HTG Blog

From Awareness to Action: How SMBs Can Maximize Cybersecurity Awareness Month

Written by Michael Markulec | Sep 30, 2025 8:03:37 PM

Each October, Cybersecurity Awareness Month (CAM) provides organizations with a valuable “pause point” to refocus—and reenergize—their information security programs. While government agencies and large enterprises often lead the charge, CAM is also a unique opportunity for small and medium-sized businesses (SMBs) to strengthen their cyber posture, raise awareness, and close gaps in their security maturity. Below are key reasons why SMBs should lean into CAM—and how to turn it into a springboard for lasting improvements.

Awareness is the weak link—CAM gives you a hook

Even with strong technical controls, attackers often exploit human behavior: phishing, weak passwords, social engineering, and insider mistakes. CAM provides a timely way to rally employees around core practices: avoiding phishing, using strong and unique passwords, adopting multi-factor authentication (MFA), and keeping software up to date.

Framing these essentials within a formal campaign helps them stand out from background noise. It shows employees that cybersecurity matters—and that leadership takes it seriously.

A forcing function to audit what you already do (or don’t)

Most SMBs run lean, and security can slip into the background. CAM creates urgency to review existing policies and practices:

  • What controls are in place (password policy, patching cadence, backup regimen, account management)?

  • Where are the gaps (no encryption, no endpoint detection, limited logging)?

  • Are vendor and supply chain relationships secure?

CISA’s free toolkit (with templates, posters, banners, and slide decks) lowers the barrier to running internal campaigns, allowing SMBs to focus on substance rather than reinventing from scratch.

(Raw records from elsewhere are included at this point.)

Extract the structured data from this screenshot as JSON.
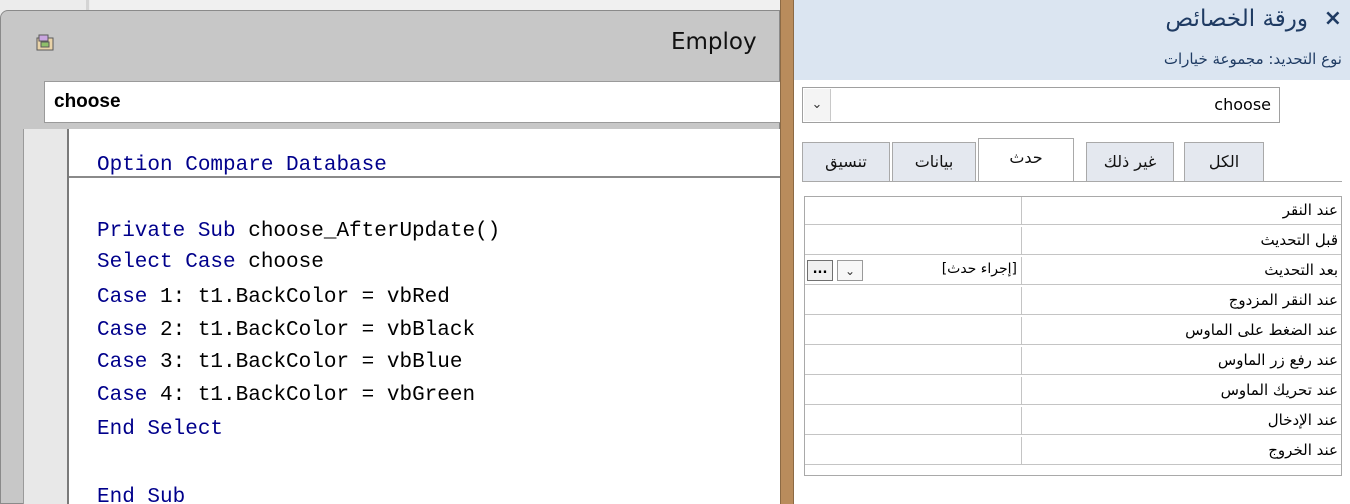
{
  "code_window": {
    "title": "Employ",
    "object_combo": "choose",
    "lines": [
      {
        "kw": "Option Compare Database",
        "rest": ""
      },
      {
        "kw": "",
        "rest": ""
      },
      {
        "kw": "Private Sub",
        "rest": " choose_AfterUpdate()"
      },
      {
        "kw": "Select Case",
        "rest": " choose"
      },
      {
        "kw": "Case",
        "rest": " 1: t1.BackColor = vbRed"
      },
      {
        "kw": "Case",
        "rest": " 2: t1.BackColor = vbBlack"
      },
      {
        "kw": "Case",
        "rest": " 3: t1.BackColor = vbBlue"
      },
      {
        "kw": "Case",
        "rest": " 4: t1.BackColor = vbGreen"
      },
      {
        "kw": "End Select",
        "rest": ""
      },
      {
        "kw": "",
        "rest": ""
      },
      {
        "kw": "End Sub",
        "rest": ""
      }
    ]
  },
  "property_sheet": {
    "title": "ورقة الخصائص",
    "close_icon": "×",
    "selection_type_label": "نوع التحديد:",
    "selection_type_value": "مجموعة خيارات",
    "control_combo_value": "choose",
    "dropdown_glyph": "⌄",
    "tabs": [
      "تنسيق",
      "بيانات",
      "حدث",
      "غير ذلك",
      "الكل"
    ],
    "active_tab": "حدث",
    "events": [
      {
        "name": "عند النقر",
        "value": ""
      },
      {
        "name": "قبل التحديث",
        "value": ""
      },
      {
        "name": "بعد التحديث",
        "value": "[إجراء حدث]"
      },
      {
        "name": "عند النقر المزدوج",
        "value": ""
      },
      {
        "name": "عند الضغط على الماوس",
        "value": ""
      },
      {
        "name": "عند رفع زر الماوس",
        "value": ""
      },
      {
        "name": "عند تحريك الماوس",
        "value": ""
      },
      {
        "name": "عند الإدخال",
        "value": ""
      },
      {
        "name": "عند الخروج",
        "value": ""
      }
    ],
    "build_button_label": "..."
  },
  "colors": {
    "keyword": "#00008b",
    "header_bg": "#dbe5f1",
    "title_text": "#1f3b63",
    "divider": "#b98c5c"
  }
}
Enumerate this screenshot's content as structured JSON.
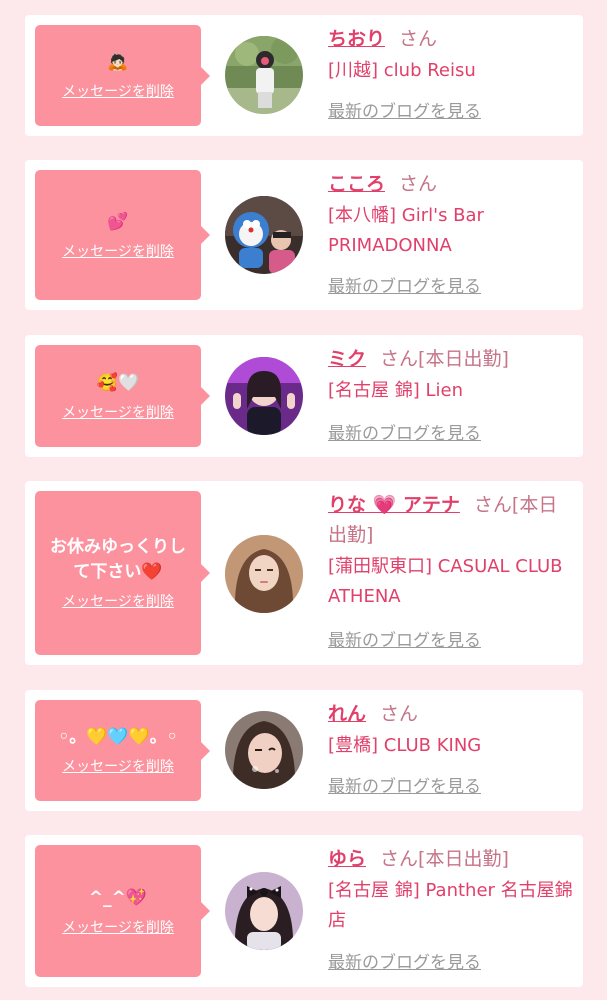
{
  "colors": {
    "background": "#fde8ec",
    "card": "#ffffff",
    "bubble": "#fc929e",
    "accent": "#e0406a",
    "muted": "#9a9a9a"
  },
  "delete_label": "メッセージを削除",
  "blog_label": "最新のブログを見る",
  "honorific": "さん",
  "items": [
    {
      "message": "🙇🏻",
      "name": "ちおり",
      "status": "",
      "shop": "[川越] club Reisu",
      "avatar_icon": "photo-golf-player"
    },
    {
      "message": "💕",
      "name": "こころ",
      "status": "",
      "shop": "[本八幡] Girl's Bar PRIMADONNA",
      "avatar_icon": "photo-doraemon-plush"
    },
    {
      "message": "🥰🤍",
      "name": "ミク",
      "status": "[本日出勤]",
      "shop": "[名古屋 錦] Lien",
      "avatar_icon": "photo-peace-sign-girl"
    },
    {
      "message": "お休みゆっくりして下さい❤️",
      "name": "りな 💗 アテナ",
      "status": "[本日出勤]",
      "shop": "[蒲田駅東口] CASUAL CLUB ATHENA",
      "avatar_icon": "photo-portrait-girl"
    },
    {
      "message": "◦。💛🩵💛。◦",
      "name": "れん",
      "status": "",
      "shop": "[豊橋] CLUB KING",
      "avatar_icon": "photo-selfie-girl"
    },
    {
      "message": "^_^💖",
      "name": "ゆら",
      "status": "[本日出勤]",
      "shop": "[名古屋 錦] Panther 名古屋錦店",
      "avatar_icon": "photo-bow-girl"
    }
  ]
}
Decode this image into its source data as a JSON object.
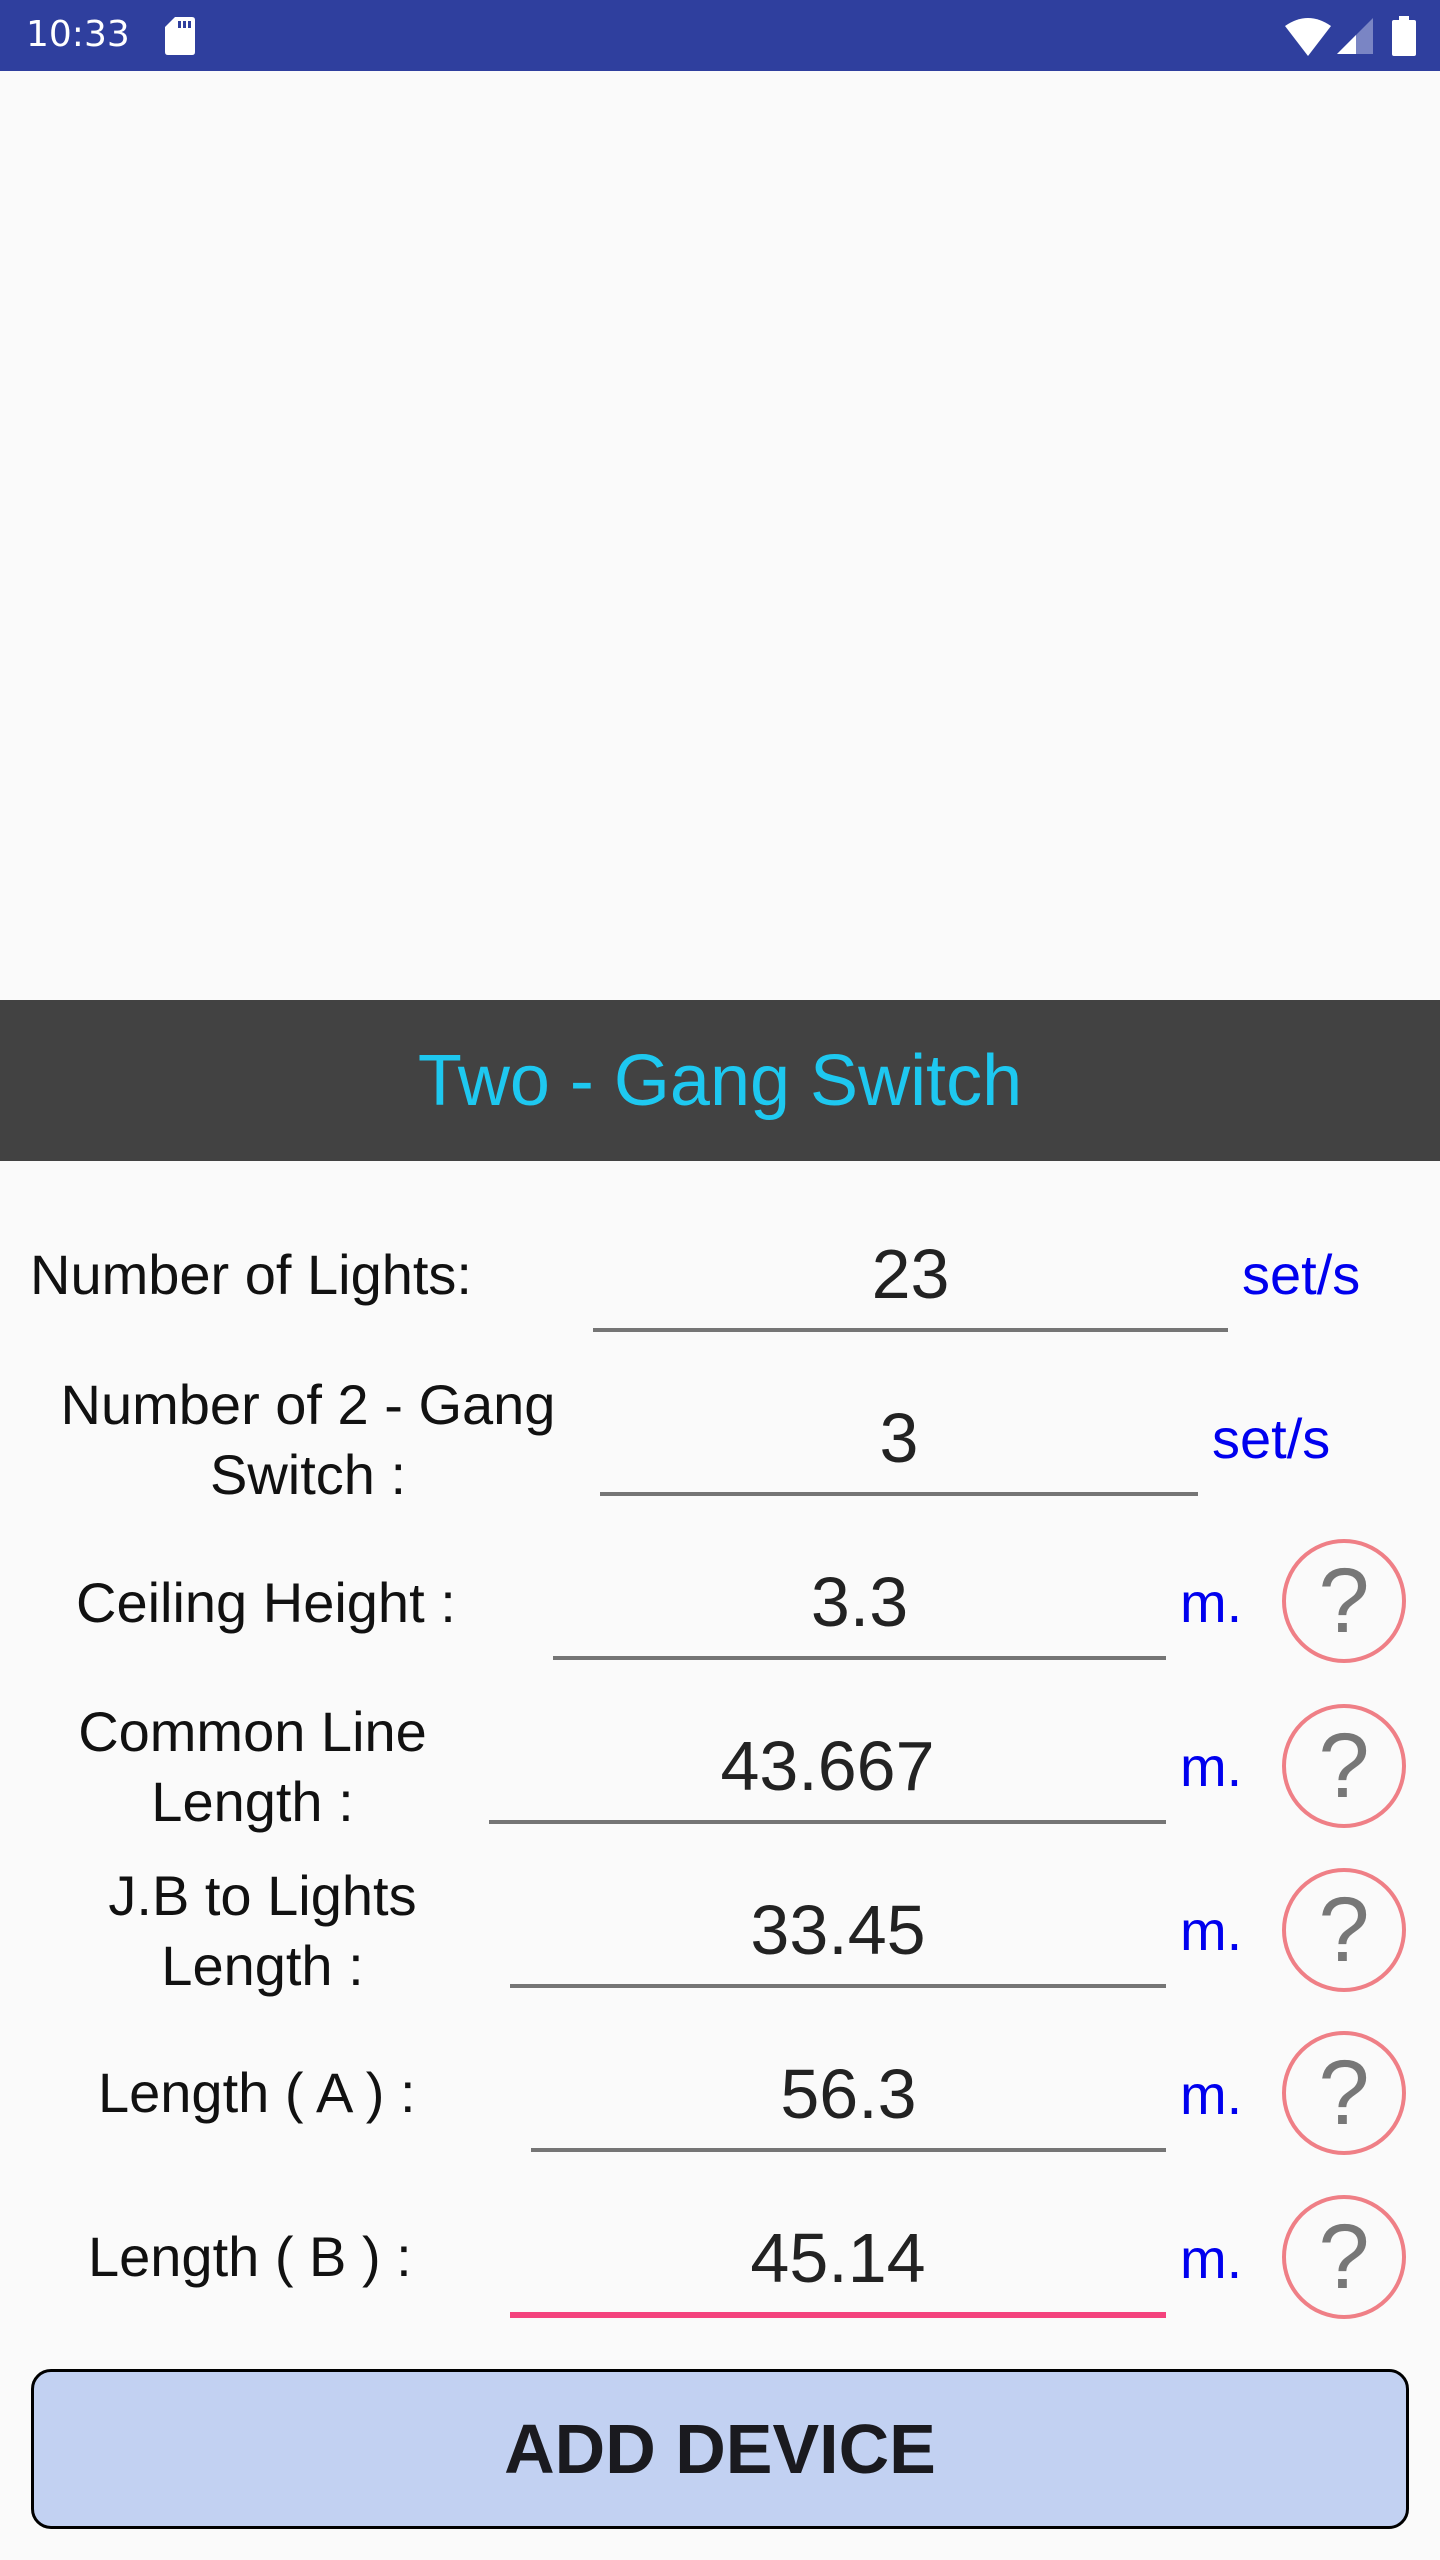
{
  "status_bar": {
    "time": "10:33",
    "icons": [
      "sd-card-icon",
      "wifi-icon",
      "cell-signal-icon",
      "battery-icon"
    ]
  },
  "header": {
    "title": "Two - Gang Switch"
  },
  "form": {
    "rows": [
      {
        "label": "Number of Lights:",
        "value": "23",
        "unit": "set/s",
        "has_help": false
      },
      {
        "label_line1": "Number of 2 - Gang",
        "label_line2": "Switch :",
        "value": "3",
        "unit": "set/s",
        "has_help": false
      },
      {
        "label": "Ceiling Height :",
        "value": "3.3",
        "unit": "m.",
        "has_help": true
      },
      {
        "label_line1": "Common Line",
        "label_line2": "Length :",
        "value": "43.667",
        "unit": "m.",
        "has_help": true
      },
      {
        "label_line1": "J.B to Lights",
        "label_line2": "Length :",
        "value": "33.45",
        "unit": "m.",
        "has_help": true
      },
      {
        "label": "Length ( A ) :",
        "value": "56.3",
        "unit": "m.",
        "has_help": true
      },
      {
        "label": "Length ( B ) :",
        "value": "45.14",
        "unit": "m.",
        "has_help": true,
        "focused": true
      }
    ],
    "help_glyph": "?"
  },
  "actions": {
    "add_device_label": "ADD DEVICE"
  },
  "colors": {
    "status_bar": "#2F3F9E",
    "title_bar": "#424242",
    "title_text": "#1EC8F0",
    "unit_text": "#0000EE",
    "help_border": "#EF7F86",
    "focus_underline": "#F4427D",
    "button_fill": "#C2D1F2"
  }
}
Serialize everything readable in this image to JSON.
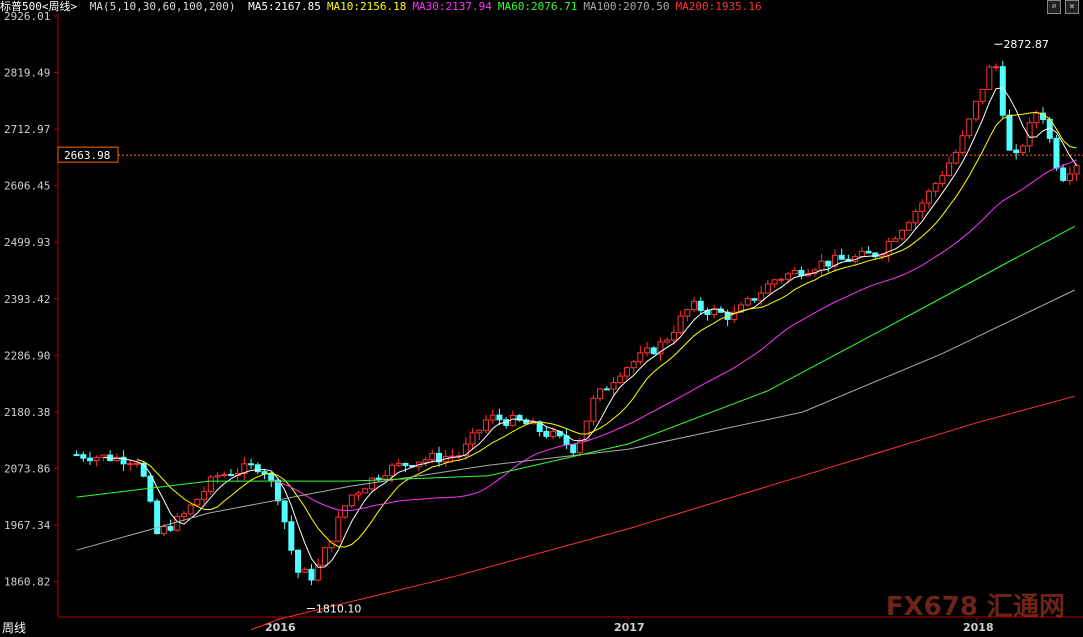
{
  "header": {
    "symbol": "标普500<周线>",
    "ma_spec": "MA(5,10,30,60,100,200)",
    "ma_values": [
      {
        "label": "MA5:2167.85",
        "color": "#ffffff"
      },
      {
        "label": "MA10:2156.18",
        "color": "#ffff00"
      },
      {
        "label": "MA30:2137.94",
        "color": "#ff33ff"
      },
      {
        "label": "MA60:2076.71",
        "color": "#33ff33"
      },
      {
        "label": "MA100:2070.50",
        "color": "#aaaaaa"
      },
      {
        "label": "MA200:1935.16",
        "color": "#ff3333"
      }
    ]
  },
  "period_label": "周线",
  "watermark": "FX678 汇通网",
  "colors": {
    "up": "#ff3232",
    "down": "#54ffff",
    "axis": "#b00000",
    "current": "#ff6a00"
  },
  "chart_data": {
    "type": "candlestick",
    "ylim": [
      1810,
      2926.01
    ],
    "y_ticks": [
      1860.82,
      1967.34,
      2073.86,
      2180.38,
      2286.9,
      2393.42,
      2499.93,
      2606.45,
      2712.97,
      2819.49,
      2926.01
    ],
    "x_ticks": [
      "2016",
      "2017",
      "2018"
    ],
    "current_price": "2663.98",
    "annotations": [
      {
        "label": "2872.87",
        "value": 2872.87,
        "year": 2018.05
      },
      {
        "label": "1810.10",
        "value": 1810.1,
        "year": 2016.08
      }
    ],
    "anchors": [
      [
        2015.42,
        2100
      ],
      [
        2015.6,
        2090
      ],
      [
        2015.65,
        1950
      ],
      [
        2015.72,
        1980
      ],
      [
        2015.82,
        2060
      ],
      [
        2015.95,
        2080
      ],
      [
        2016.0,
        2020
      ],
      [
        2016.05,
        1880
      ],
      [
        2016.1,
        1870
      ],
      [
        2016.2,
        2020
      ],
      [
        2016.3,
        2070
      ],
      [
        2016.4,
        2090
      ],
      [
        2016.52,
        2100
      ],
      [
        2016.6,
        2170
      ],
      [
        2016.7,
        2160
      ],
      [
        2016.8,
        2130
      ],
      [
        2016.85,
        2110
      ],
      [
        2016.9,
        2200
      ],
      [
        2016.98,
        2260
      ],
      [
        2017.1,
        2310
      ],
      [
        2017.18,
        2380
      ],
      [
        2017.3,
        2360
      ],
      [
        2017.42,
        2430
      ],
      [
        2017.55,
        2460
      ],
      [
        2017.65,
        2470
      ],
      [
        2017.72,
        2480
      ],
      [
        2017.85,
        2580
      ],
      [
        2017.95,
        2680
      ],
      [
        2018.05,
        2850
      ],
      [
        2018.1,
        2640
      ],
      [
        2018.18,
        2760
      ],
      [
        2018.24,
        2620
      ],
      [
        2018.28,
        2650
      ]
    ],
    "ma_lines": [
      {
        "name": "MA200",
        "color": "#ff3333",
        "points": [
          [
            2015.92,
            1770
          ],
          [
            2016.0,
            1790
          ],
          [
            2016.5,
            1870
          ],
          [
            2017.0,
            1960
          ],
          [
            2017.5,
            2060
          ],
          [
            2018.0,
            2160
          ],
          [
            2018.28,
            2210
          ]
        ]
      },
      {
        "name": "MA100",
        "color": "#aaaaaa",
        "points": [
          [
            2015.42,
            1920
          ],
          [
            2015.8,
            1990
          ],
          [
            2016.2,
            2040
          ],
          [
            2016.6,
            2080
          ],
          [
            2017.0,
            2110
          ],
          [
            2017.5,
            2180
          ],
          [
            2017.9,
            2290
          ],
          [
            2018.28,
            2410
          ]
        ]
      },
      {
        "name": "MA60",
        "color": "#33ff33",
        "points": [
          [
            2015.42,
            2020
          ],
          [
            2015.8,
            2050
          ],
          [
            2016.2,
            2050
          ],
          [
            2016.6,
            2060
          ],
          [
            2017.0,
            2120
          ],
          [
            2017.4,
            2220
          ],
          [
            2017.8,
            2360
          ],
          [
            2018.28,
            2530
          ]
        ]
      }
    ]
  }
}
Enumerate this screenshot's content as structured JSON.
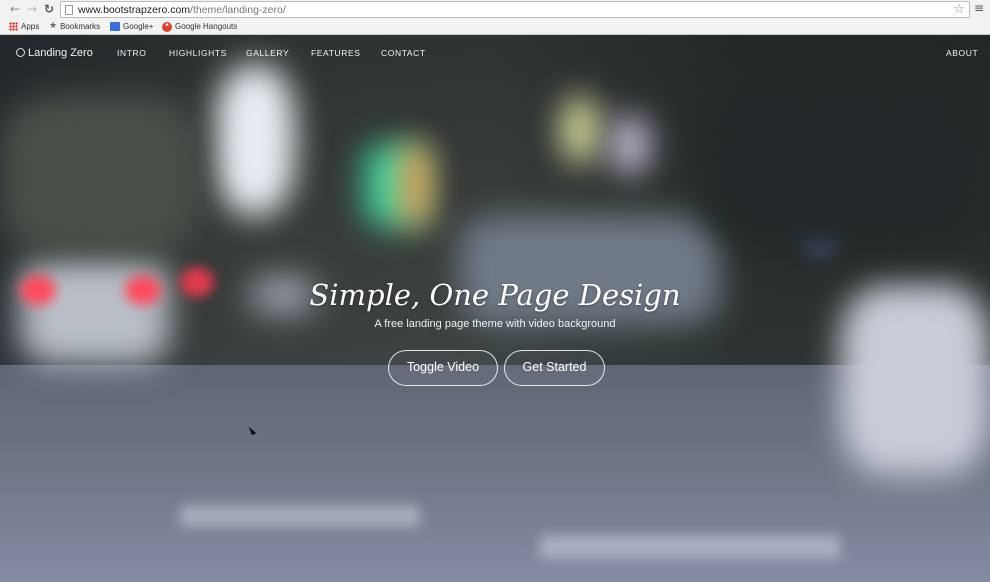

Leadership buy-in becomes easier

One common challenge is securing leadership support for investments in security. Because CAM is nationally recognized, it offers a natural opportunity to pitch training, policy updates, or resource requests to executives.

When leaders publicly endorse the campaign—through emails, town halls, or updates—it reinforces that security is a shared priority, not just an IT issue. That visibility can open the door for future budget, resources, or outside expertise. CISA encourages organizations to customize its “Cybersecurity Best Practices for Organizations” slide set and present it to leadership to secure buy-in. CISA

A culture shift can start in a month—if you sustain it

The true value of CAM is not just in October’s activities, but in building momentum for the rest of the year. SMBs can use the month to launch or refresh initiatives such as:

  • Running “spot the scam” quizzes or phishing simulations

  • Displaying posters, banners, or intranet slides with reminders

  • Recognizing employees who report suspicious activity

  • Recapping results and planning ongoing touchpoints

Done well, CAM becomes the kickoff for quarterly or monthly engagement that reinforces security awareness year-round.

Strengthening supply chain trust

Many SMBs serve as vendors or contractors for larger organizations. A weak security posture can become a liability across the supply chain. CAM is an opportunity to engage customers and vendors—sharing best practices, setting expectations, and aligning on secure procedures.

This not only raises your own baseline but also strengthens business relationships with partners who depend on your resilience.

A high-impact, low-cost window

With CISA providing free materials and guidance, CAM is a low-barrier, high-return initiative. Expenses are minimal—printing posters, offering small incentives, dedicating staff time—but the payoff in awareness, improved practices, and reduced risk can be substantial.

Bottom line: Cybersecurity Awareness Month gives SMBs a timely, structured chance to engage staff, review defenses, and build a culture of security. While no single month can fix every vulnerability, CAM can be the catalyst to move from reactive to proactive—and set the stage for long-term improvement.